The Private Cloud Pendulum

We once had a unified vision of how cloud would be adopted by the average enterprise.   With all the uncertainty around security, cost and performance of public cloud, they would naturally transform their private data centers into private clouds. Once successful in that incremental transition, they would be more comfortable with extending to the public cloud, resulting in the Holy Grail – a hybrid deployment.

We were only half right.

As events have unfolded, we see that hybrid clouds are indeed the desired outcome. However, the way-points on that journey are, for a number of cloud adoption profiles, reversed from what we had predicted. Instead of first stopping at private cloud, many skipped it entirely and went to using public cloud in spite of their own previously voiced objections. Why?

For all but the larger enterprises and the very capable mid-market IT organizations, a private cloud has often been too difficult to build and maintain. The technology existed, but it was far from turnkey. In the face of the challenging business and operational transformations that cloud demands, this was too distracting and unnecessary: public cloud was sitting there, gleamingly simple and ready-to-use without the burdens of operational hassles.

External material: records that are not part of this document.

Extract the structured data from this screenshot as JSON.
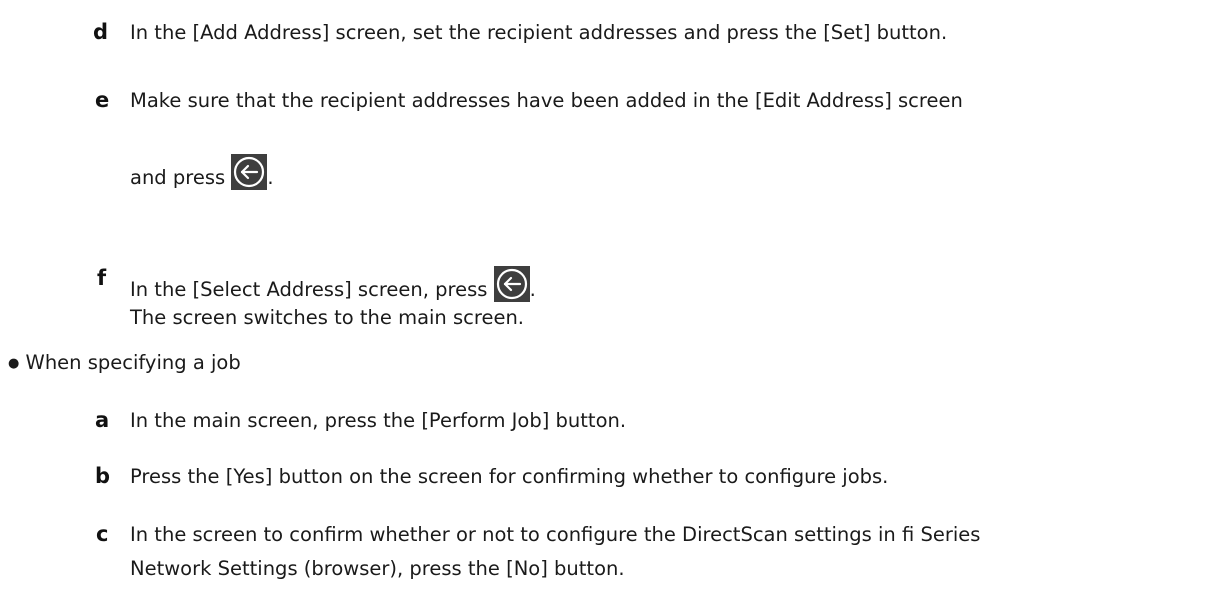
{
  "steps_top": [
    {
      "marker": "d",
      "text": "In the [Add Address] screen, set the recipient addresses and press the [Set] button."
    },
    {
      "marker": "e",
      "text": "Make sure that the recipient addresses have been added in the [Edit Address] screen",
      "text2": "and press",
      "text2_end": "."
    },
    {
      "marker": "f",
      "text": "In the [Select Address] screen, press",
      "text_end": ".",
      "text2": "The screen switches to the main screen."
    }
  ],
  "bullet": {
    "symbol": "●",
    "text": "When specifying a job"
  },
  "steps_job": [
    {
      "marker": "a",
      "text": "In the main screen, press the [Perform Job] button."
    },
    {
      "marker": "b",
      "text": "Press the [Yes] button on the screen for confirming whether to configure jobs."
    },
    {
      "marker": "c",
      "text": "In the screen to confirm whether or not to configure the DirectScan settings in fi Series",
      "text2": "Network Settings (browser), press the [No] button."
    }
  ],
  "icons": {
    "back": "back-arrow-icon"
  },
  "colors": {
    "icon_background": "#3e3e3e",
    "icon_stroke": "#ffffff",
    "text": "#1a1a1a"
  }
}
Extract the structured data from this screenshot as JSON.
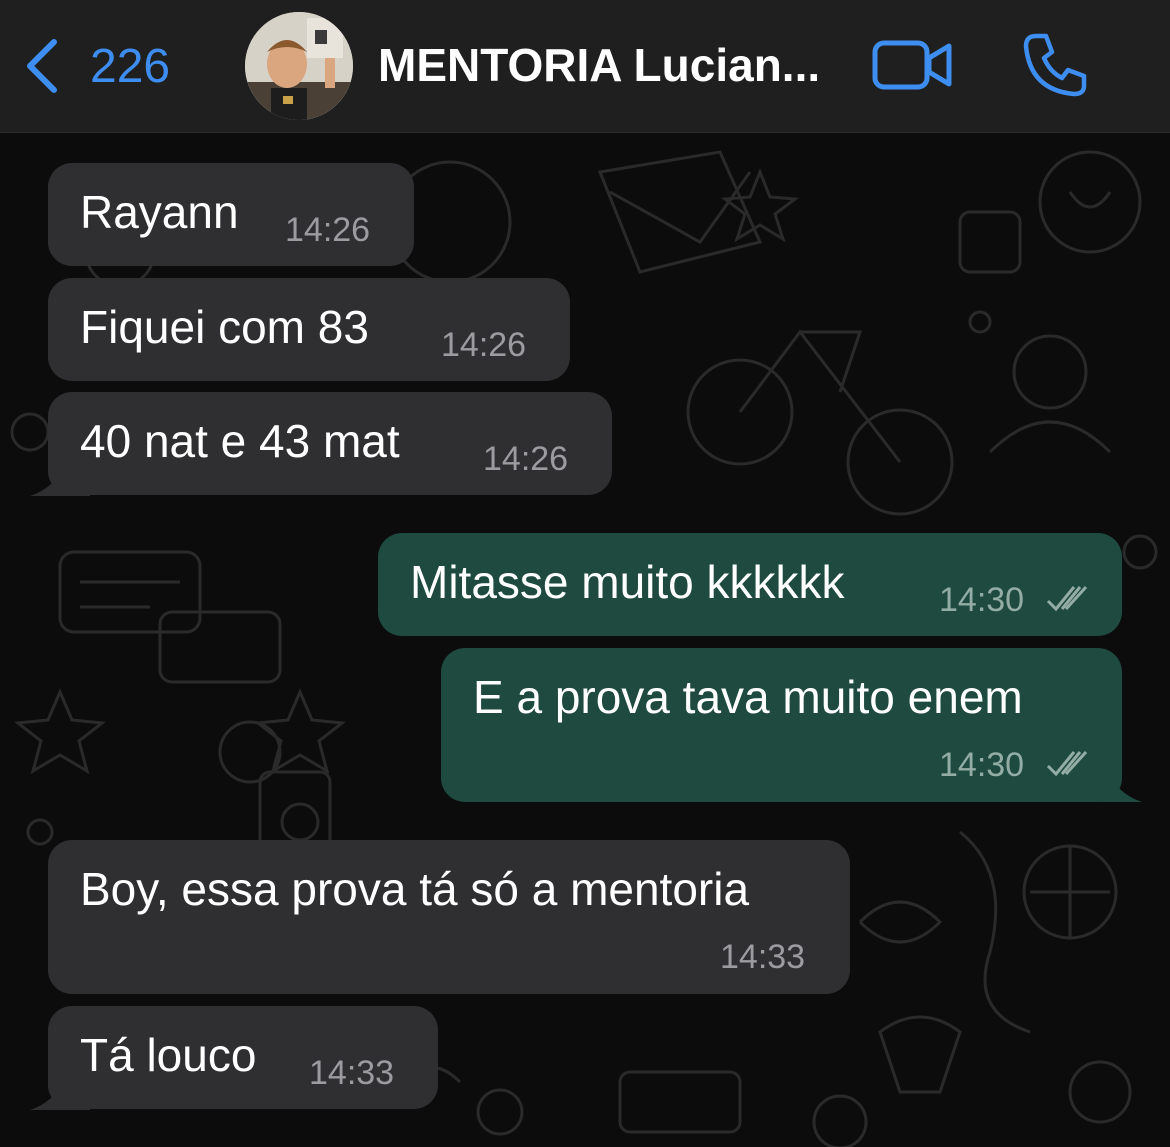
{
  "header": {
    "back_count": "226",
    "title": "MENTORIA Lucian...",
    "avatar_icon": "profile-photo",
    "video_icon": "video-camera-icon",
    "call_icon": "phone-icon",
    "accent_color": "#3d8ef0"
  },
  "messages": [
    {
      "direction": "in",
      "text": "Rayann",
      "time": "14:26"
    },
    {
      "direction": "in",
      "text": "Fiquei com 83",
      "time": "14:26"
    },
    {
      "direction": "in",
      "text": "40 nat e 43 mat",
      "time": "14:26"
    },
    {
      "direction": "out",
      "text": "Mitasse muito kkkkkk",
      "time": "14:30",
      "status": "read"
    },
    {
      "direction": "out",
      "text": "E a prova tava muito enem",
      "time": "14:30",
      "status": "read"
    },
    {
      "direction": "in",
      "text": "Boy, essa prova tá só a mentoria",
      "time": "14:33"
    },
    {
      "direction": "in",
      "text": "Tá louco",
      "time": "14:33"
    }
  ],
  "colors": {
    "incoming_bubble": "#2f2f31",
    "outgoing_bubble": "#1e4a3f",
    "header_bg": "#1f1f1f",
    "chat_bg": "#0c0c0c"
  }
}
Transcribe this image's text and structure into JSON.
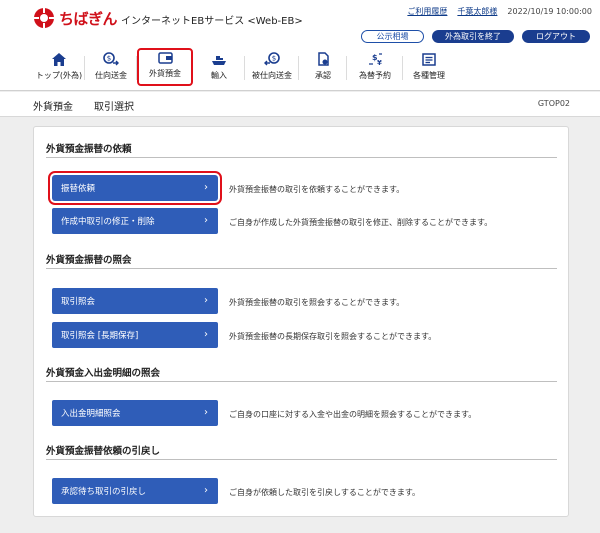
{
  "header": {
    "logo_text": "ちばぎん",
    "service_name": "インターネットEBサービス <Web-EB>",
    "help_link": "ご利用履歴",
    "user_name": "千葉太郎様",
    "datetime": "2022/10/19 10:00:00",
    "buttons": {
      "public_rates": "公示相場",
      "end_fx": "外為取引を終了",
      "logout": "ログアウト"
    }
  },
  "nav": {
    "items": [
      {
        "label": "トップ(外為)",
        "icon": "home-icon"
      },
      {
        "label": "仕向送金",
        "icon": "outgoing-remittance-icon"
      },
      {
        "label": "外貨預金",
        "icon": "fx-deposit-icon",
        "active": true
      },
      {
        "label": "輸入",
        "icon": "import-icon"
      },
      {
        "label": "被仕向送金",
        "icon": "incoming-remittance-icon"
      },
      {
        "label": "承認",
        "icon": "approval-icon"
      },
      {
        "label": "為替予約",
        "icon": "fx-contract-icon"
      },
      {
        "label": "各種管理",
        "icon": "management-icon"
      }
    ]
  },
  "titlebar": {
    "section": "外貨預金",
    "page": "取引選択",
    "screen_id": "GTOP02"
  },
  "sections": [
    {
      "title": "外貨預金振替の依頼",
      "actions": [
        {
          "label": "振替依頼",
          "desc": "外貨預金振替の取引を依頼することができます。",
          "highlight": true
        },
        {
          "label": "作成中取引の修正・削除",
          "desc": "ご自身が作成した外貨預金振替の取引を修正、削除することができます。"
        }
      ]
    },
    {
      "title": "外貨預金振替の照会",
      "actions": [
        {
          "label": "取引照会",
          "desc": "外貨預金振替の取引を照会することができます。"
        },
        {
          "label": "取引照会 [長期保存]",
          "desc": "外貨預金振替の長期保存取引を照会することができます。"
        }
      ]
    },
    {
      "title": "外貨預金入出金明細の照会",
      "actions": [
        {
          "label": "入出金明細照会",
          "desc": "ご自身の口座に対する入金や出金の明細を照会することができます。"
        }
      ]
    },
    {
      "title": "外貨預金振替依頼の引戻し",
      "actions": [
        {
          "label": "承認待ち取引の引戻し",
          "desc": "ご自身が依頼した取引を引戻しすることができます。"
        }
      ]
    }
  ],
  "colors": {
    "brand_red": "#d0101a",
    "action_blue": "#2f5db8",
    "nav_icon_blue": "#1a3d8f"
  }
}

So, for these “I need it to be as easy as possible” cloud adopters, the pendulum largely bypassed private and swung to public. But will it stay there?

The costs of public cloud are tricky to pin down and manage. You are paying a premium for someone else to handle the headaches. For many projects this makes sense. For long-running activities that don’t take advantage of public cloud’s scale and global reach, you will likely pay more than is necessary.

The chickens, as they say, will come home to roost. The true cost of public cloud will become apparent, and the advantages of private cloud more compelling for the mid-market. The pendulum will return, and when it does, we’ll have evolved private cloud technologies to make them suitable for organizations looking for an appliance-like experience instead of building an IT practice around them.

But what if we’re wrong again? Regardless of how that pendulum swings, having choices and management capabilities that span multiple clouds (public, private, whatever) ensures you’ll be able to keep cost and utility in balance. The trick is to invest in tools and technologies that enable that choice;  buy and design software that is infrastructure-agnostic, dependent only upon abstracted network services of which analogs are available from many providers. That way, whether it’s now or in the future, when you’re ready for private cloud (or it is ready for you), you’ll be in a position to further expand your selection of cloud targets by adding your own.